Postby Adam Blake » Tue May 08, 2012 2:18 pm

As a guitar teacher I have a frequently recurring problem with Led Zeppelin which isn't as simple as you might think.

On the face of it, it's straight-forward enough: any number of spotty youths want to learn to play "Stairway To Heaven". If they're prepared to put the work in, I can make this happen for them. Like any old whore I think of the money and get stuck in. The funny thing is, "Stairway To Heaven" is not particularly easy to play. In fact, to play it well (ie, all the way through without making any mistakes) is quite demanding. Fortunately, most of my students are content with a serviceable approximation. Mostly they just want to play The Intro and The Big Chords just before The Solo and then The Big Lick just before the vocals come back in at the end. Armed with these, it's easy enough to fake the rest of it (after all, I did, when I was 15.)

No, my problem is the more seasoned Zeppelin fan who wants to learn things like "Heartbreaker" and "Since I've Been Lovin' You", "When The Levee Breaks", "Black Dog", "The Ocean", "Out On The Tiles" etc. etc. As I patiently explicate the monstrousness of The Riffs, I find I am enjoying myself. I try to rein it in by lecturing firmly on the theft of sources, the provenance of the blues; I poke fun at the risible Spinal Tap-ishness of it all - but this is like shooting fish in a barrel with Zeppelin and I become aware that my student sees through me, that my discourse reveals far more about me than my subject. I see through myself. I squirm. I want there to be rawwrk, I want to wear my guitar low round my knees, I want a vintage black Les Paul, I want a wall of Marshalls and a drummer who bites chunks out of brick walls for breakfast.

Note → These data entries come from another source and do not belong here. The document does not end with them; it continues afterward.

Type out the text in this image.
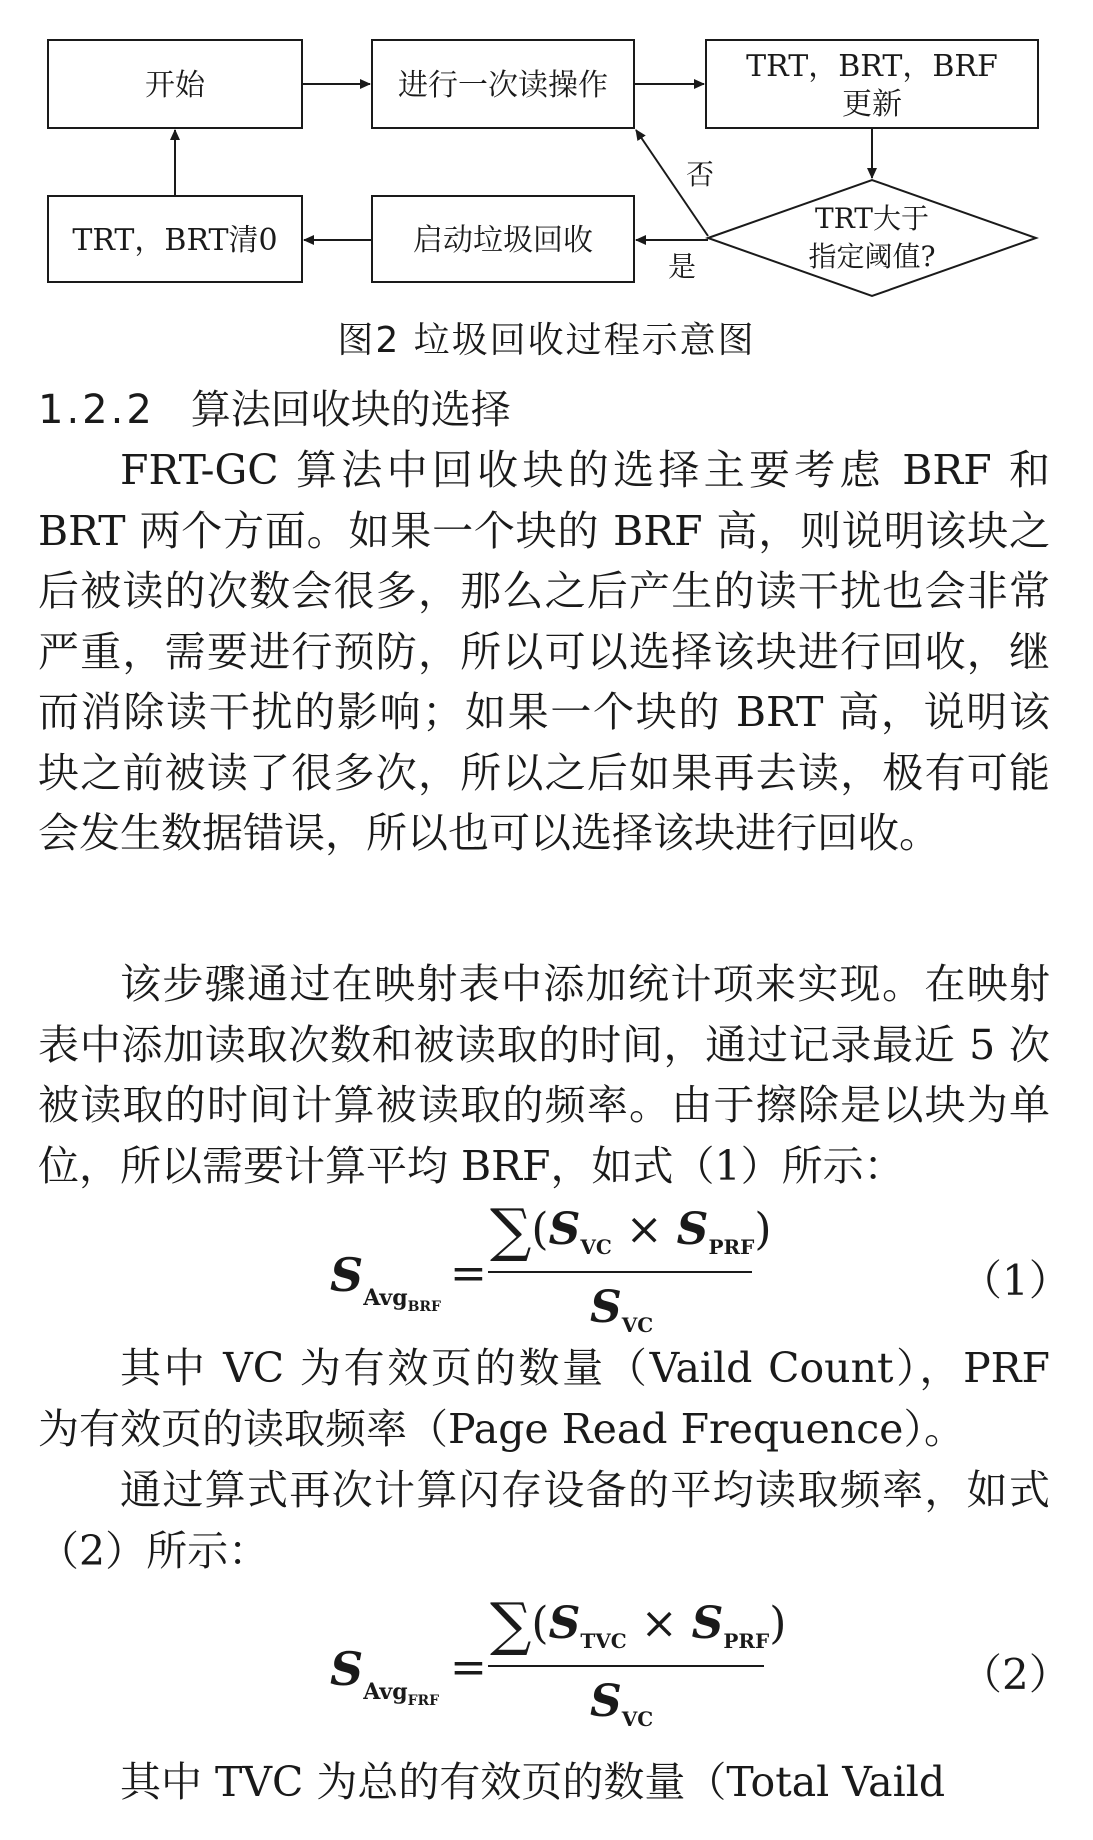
开始	进行一次读操作
TRT，BRT，BRF
更新
TRT大于
指定阈值?
启动垃圾回收
TRT，BRT清0
否
是
图2 垃圾回收过程示意图
1.2.2 算法回收块的选择
FRT-GC 算法中回收块的选择主要考虑 BRF 和 BRT 两个方面。如果一个块的 BRF 高，则说明该块之后被读的次数会很多，那么之后产生的读干扰也会非常严重，需要进行预防，所以可以选择该块进行回收，继而消除读干扰的影响；如果一个块的 BRT 高，说明该块之前被读了很多次，所以之后如果再去读，极有可能会发生数据错误，所以也可以选择该块进行回收。
该步骤通过在映射表中添加统计项来实现。在映射表中添加读取次数和被读取的时间，通过记录最近 5 次被读取的时间计算被读取的频率。由于擦除是以块为单位，所以需要计算平均 BRF，如式（1）所示：
$S_{Avg_{BRF}}$
=
$\sum(S_{VC} \times S_{PRF})$
$S_{VC}$
（1）
其中 VC 为有效页的数量（Vaild Count），PRF 为有效页的读取频率（Page Read Frequence）。
通过算式再次计算闪存设备的平均读取频率，如式（2）所示：
$S_{Avg_{FRF}}$
=
$\sum(S_{TVC} \times S_{PRF})$
$S_{VC}$
（2）
其中 TVC 为总的有效页的数量（Total Vaild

Is this a form of musical Stockholm Syndrome? I long ago realised that Zeppelin's strength was John Bonham's. Their success the result of Peter Grant's bullyboy gangsterism. That Plant's lyrics were ridiculous, his histrionics absurd, that Jones's bass playing was the epitome of professionally dull, that Page never plays from the heart, always the head, but damn... Sometimes those riffs sneak up on a person.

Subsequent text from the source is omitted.